Und trotzdem war der durch einige kleine Zugeständnisse an die SPD etwas gezügelte Neoliberalismus vielen in der Union schon zu viel, weshalb sie die Legende von der »Sozialdemokratisierung von CDU und CSU« in die Welt setzten, wo es sich doch in Wirklichkeit um die Anbiederung der SPD-Führungselite an die Unionsparteien und deren Wünsche handelt, durch all ihre gescheiterten Vorsitzenden und Kanzlerkandidaten – Müntefering, Steinmeier, Steinbrück, Schulz, Gabriel, Nahles – betrieben und nun von Olaf Scholz fortgesetzt. Wie gut die Menschen das verstehen, zeigen die sich im freien Fall befindlichen Wahlergebnisse der SPD auch dort, wo sie vernünftige Politik betreibt; die Partei hat einfach jedes Vertrauen verspielt.

Die Union jedoch hat den Blick längst auf den nächsten Mehrheitsbeschaffer gerichtet – die Grünen, die sich – ungeachtet aller nach außen vorgeführten Coolness – über ihren künftigen Kurs zutiefst uneinig sind. Denn CDU und CSU haben die Erfahrung gemacht, dass maximale Härte und Unnachgiebigkeit, verbunden mit einer durch die Mehrzahl der ihnen nahe stehenden Medien geführten Kampagne über staatspolitische Verantwortung, Kompromiss und Regierungsfähigkeit, am Ende stets zum Erfolg führt. Und sie sehen daher keinen Grund, selbst Zugeständnisse zu machen – wie gegenwärtig ihre Ablehnung einer Grundrente, die wirklich diesen Namen verdient, zeigt. Ihr Mantra ist die Reduzierung der Ausgaben für soziale Zwecke; die Frage jedoch, was der ständig wachsende Bedarf an Sozialmaßnahmen mit ihrer primär auf das Wohlergehen der Wirtschaft ausgerichteten Politik zu tun hat, stellen sie sich nicht. Im Gegenteil, ihre Hoffnungen richten sie auf einen, der par excellence für Wirtschaftsnähe steht. Auch die Sehnsucht nach Friedrich Merz ist Ausdruck der grassierenden Westalgie in der Union.

Und ebenso die geradezu manische Ablehnung der Linkspartei, ihre Stigmatisierung als linksextremistisch, um sie in die Nähe der AfD zu rücken.
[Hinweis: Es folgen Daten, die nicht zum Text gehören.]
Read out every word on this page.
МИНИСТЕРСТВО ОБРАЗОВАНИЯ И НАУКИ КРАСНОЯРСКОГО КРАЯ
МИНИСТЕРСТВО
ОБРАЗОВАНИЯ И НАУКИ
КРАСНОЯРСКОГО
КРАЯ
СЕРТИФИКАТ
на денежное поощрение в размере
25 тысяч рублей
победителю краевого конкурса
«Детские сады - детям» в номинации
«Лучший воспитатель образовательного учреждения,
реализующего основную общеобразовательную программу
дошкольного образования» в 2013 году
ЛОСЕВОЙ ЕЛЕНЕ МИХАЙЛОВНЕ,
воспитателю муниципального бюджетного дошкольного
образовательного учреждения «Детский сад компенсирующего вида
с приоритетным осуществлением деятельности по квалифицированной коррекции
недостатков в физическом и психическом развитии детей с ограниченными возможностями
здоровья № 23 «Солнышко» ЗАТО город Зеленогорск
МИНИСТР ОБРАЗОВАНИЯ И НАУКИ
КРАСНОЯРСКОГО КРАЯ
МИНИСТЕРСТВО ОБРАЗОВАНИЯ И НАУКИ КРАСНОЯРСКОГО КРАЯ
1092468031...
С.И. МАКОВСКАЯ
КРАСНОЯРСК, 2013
Diese antikommunistische Attitüde gehört zur DNA der Unionsparteien; schon Konrad Adenauer stellte die entstehende Partei 1946 vor die Alternative »Christus oder Marx«. Dann folgten KPD-Verbot und Rote-Socken-Kampagnen; für den CDU-Generalsekretär Paul Ziemiak verhalten sich »Union und Linkspartei wie Feuer und Wasser«.
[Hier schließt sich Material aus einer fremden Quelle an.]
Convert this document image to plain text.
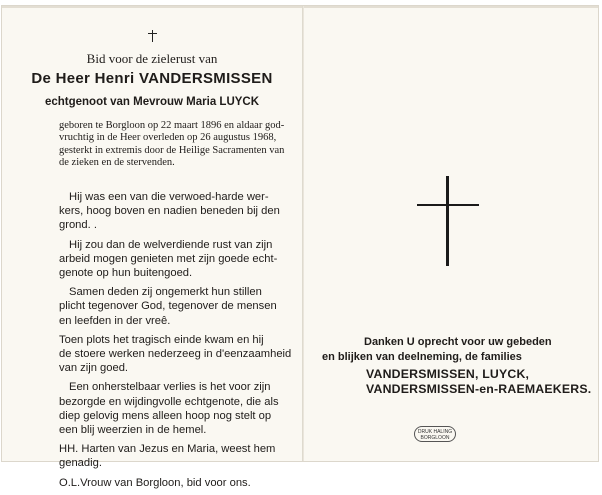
Bid voor de zielerust van
De Heer Henri VANDERSMISSEN
echtgenoot van Mevrouw Maria LUYCK
geboren te Borgloon op 22 maart 1896 en aldaar god-
vruchtig in de Heer overleden op 26 augustus 1968,
gesterkt in extremis door de Heilige Sacramenten van
de zieken en de stervenden.
Hij was een van die verwoed-harde wer-
kers, hoog boven en nadien beneden bij den
grond. .
Hij zou dan de welverdiende rust van zijn
arbeid mogen genieten met zijn goede echt-
genote op hun buitengoed.
Samen deden zij ongemerkt hun stillen
plicht tegenover God, tegenover de mensen
en leefden in der vreê.
Toen plots het tragisch einde kwam en hij
de stoere werken nederzeeg in d'eenzaamheid
van zijn goed.
Een onherstelbaar verlies is het voor zijn
bezorgde en wijdingvolle echtgenote, die als
diep gelovig mens alleen hoop nog stelt op
een blij weerzien in de hemel.
HH. Harten van Jezus en Maria, weest hem
genadig.
O.L.Vrouw van Borgloon, bid voor ons.
Danken U oprecht voor uw gebeden
en blijken van deelneming, de families
VANDERSMISSEN, LUYCK,
VANDERSMISSEN-en-RAEMAEKERS.
DRUK HALING
BORGLOON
Heute schafft diese Grundorientierung erhebliche Probleme für die christlichen Parteien, denn mehr und mehr wird die Linke als eine normale Partei, sogar eine konstruktive Kraft angesehen, und mit Blick auf Thüringen plädieren in Umfragen 39 Prozent der Deutschen und 33 Prozent der CDU-Anhänger sogar für eine Koalition zwischen ihr und der CDU. Dies jedoch stelle die Daseinsberechtigung der Union in Frage, für ihren Fraktionsvize im Bundestag, Carsten Linnemann, wäre es das »Ende der Volkspartei CDU«.
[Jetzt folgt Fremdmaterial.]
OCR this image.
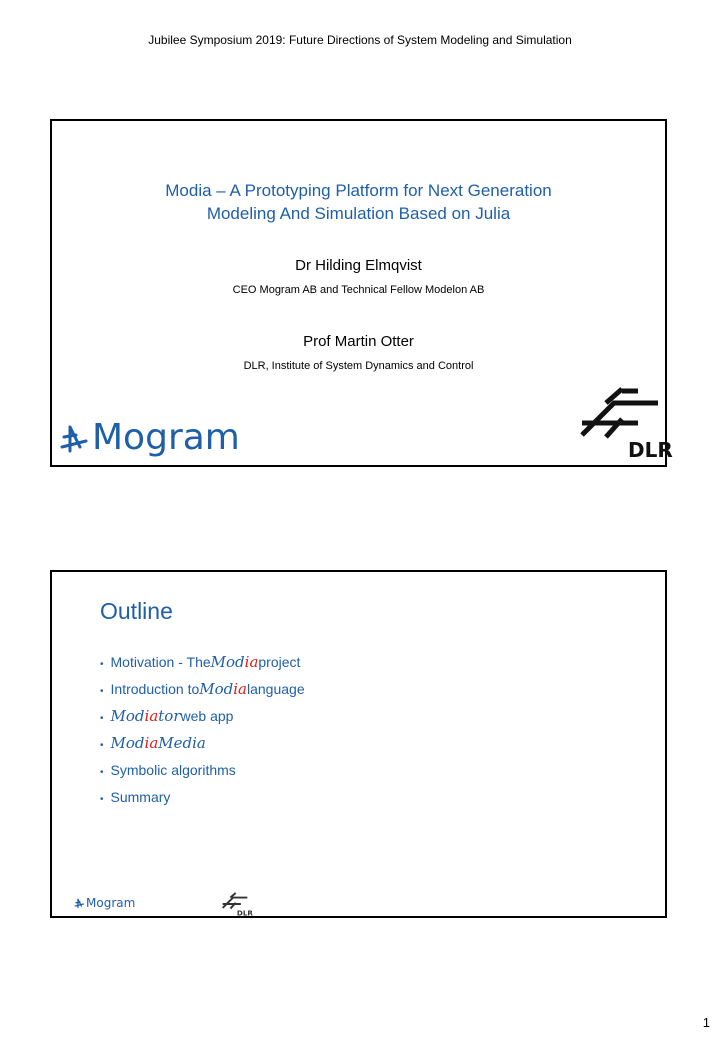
Jubilee Symposium 2019: Future Directions of System Modeling and Simulation
Modia – A Prototyping Platform for Next Generation
Modeling And Simulation Based on Julia
Dr Hilding Elmqvist
CEO Mogram AB and Technical Fellow Modelon AB
Prof Martin Otter
DLR, Institute of System Dynamics and Control
Mogram	DLR
Outline
• Motivation - The Modia project
• Introduction to Modia language
• Modiator web app
• ModiaMedia
• Symbolic algorithms
• Summary
Mogram
DLR
1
Gerade im Westen, wo jahrzehntelange antikommunistische Propaganda ein Zerrbild des Sozialismus schuf, blockiert solches Denken demokratische Lösungen bei komplizierten Problemen. Die Union ist immer weniger in der Lage, auf die Herausforderungen der Gegenwart und Zukunft zu antworten; sie verschanzt sich in der Wagenburg der Vergangenheit. Dass nun das Vertrauen der Wähler auch zu ihr dramatisch schwindet, ist die logische Folge solchen Versagens.